One need not speak with one of the 400,000 living Holocaust survivors worldwide or, as I have, visit Auschwitz or Majdanek and witness the preserved horrors firsthand to appreciate the importance of Yom HaShoah.

The reality of burgeoning anti-Semitism, from college campuses to right and left wing parties across the globe to Jewish murders on grounds still wet with the blood of the Holocaust, makes clear why Holocaust remembrance is not only crucial for the sake of sentimentality, but also for current peril facing the Jewish community across the globe.

Yom HaShoah is the ideal date for the Colleges to prove that they take Holocaust education and awareness seriously.

No, education is not the exclusive solution to anti-Semitism; the German Empire was the leading educational powerhouse in Europe at the close of the nineteenth century.

But, I invite you to consider how many college students are knowledgeable of, or could properly explain, the Warsaw Ghetto Uprising, an unparalleled act of Jewish heroism during the Holocaust to which Yom HaShoah is partially dedicated.

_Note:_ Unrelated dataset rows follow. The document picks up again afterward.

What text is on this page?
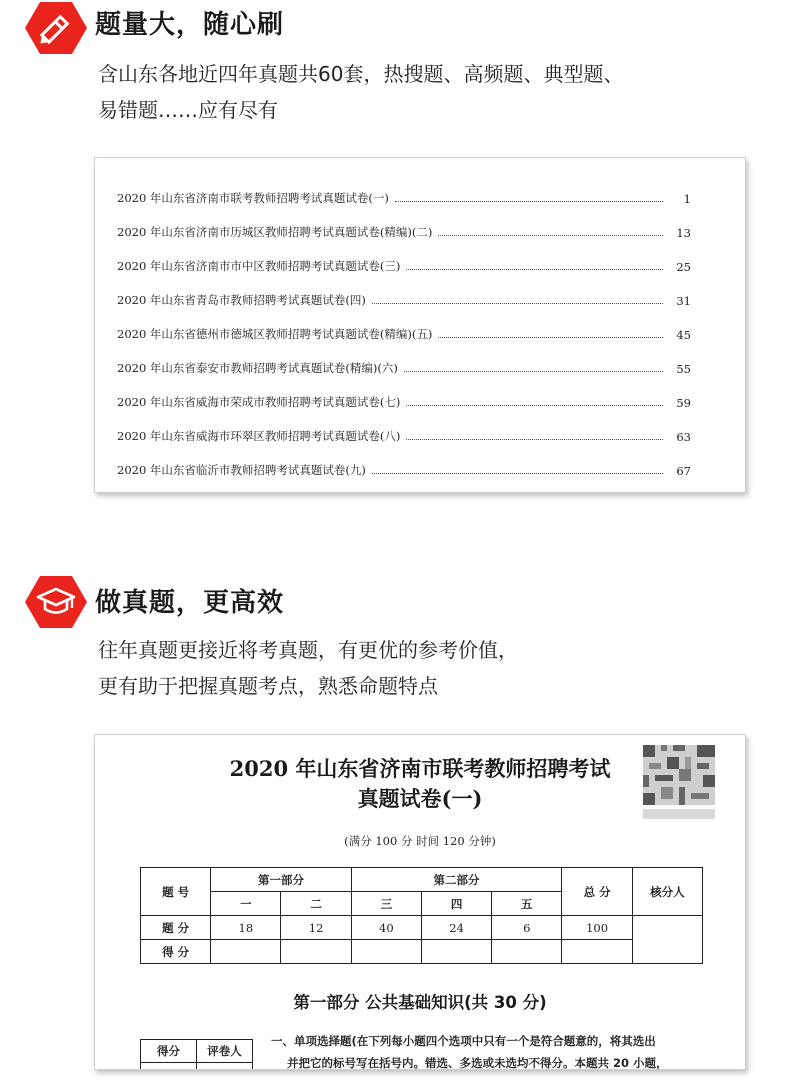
题量大，随心刷
含山东各地近四年真题共60套，热搜题、高频题、典型题、
易错题……应有尽有
2020 年山东省济南市联考教师招聘考试真题试卷(一)	1
2020 年山东省济南市历城区教师招聘考试真题试卷(精编)(二)	13
2020 年山东省济南市市中区教师招聘考试真题试卷(三)	25
2020 年山东省青岛市教师招聘考试真题试卷(四)	31
2020 年山东省德州市德城区教师招聘考试真题试卷(精编)(五)	45
2020 年山东省泰安市教师招聘考试真题试卷(精编)(六)	55
2020 年山东省威海市荣成市教师招聘考试真题试卷(七)	59
2020 年山东省威海市环翠区教师招聘考试真题试卷(八)	63
2020 年山东省临沂市教师招聘考试真题试卷(九)	67
做真题，更高效
往年真题更接近将考真题，有更优的参考价值，
更有助于把握真题考点，熟悉命题特点
2020 年山东省济南市联考教师招聘考试
真题试卷(一)
(满分 100 分 时间 120 分钟)
题 号	第一部分		第二部分			总 分	核分人
	一	二	三	四	五		
题 分	18	12	40	24	6	100	
得 分							
第一部分 公共基础知识(共 30 分)
得分	评卷人

一、单项选择题(在下列每小题四个选项中只有一个是符合题意的，将其选出
并把它的标号写在括号内。错选、多选或未选均不得分。本题共 20 小题，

Education, in conjunction with an emphasis on tolerance and respect, is an effective apparatus for weakening the stranglehold of hate.

Those who learn of the Holocaust are responsible to fortify a frontline against tyranny. The Colleges, as distinguished institutions of higher learning, must observe Yom HaShoah as a day of reflection, action, and learning.

Zachary Freiman PO '20 is a Music and Public Policy Analysis double major from Sleepy Hollow, NY. He dreams of one day meeting Oprah Winfrey.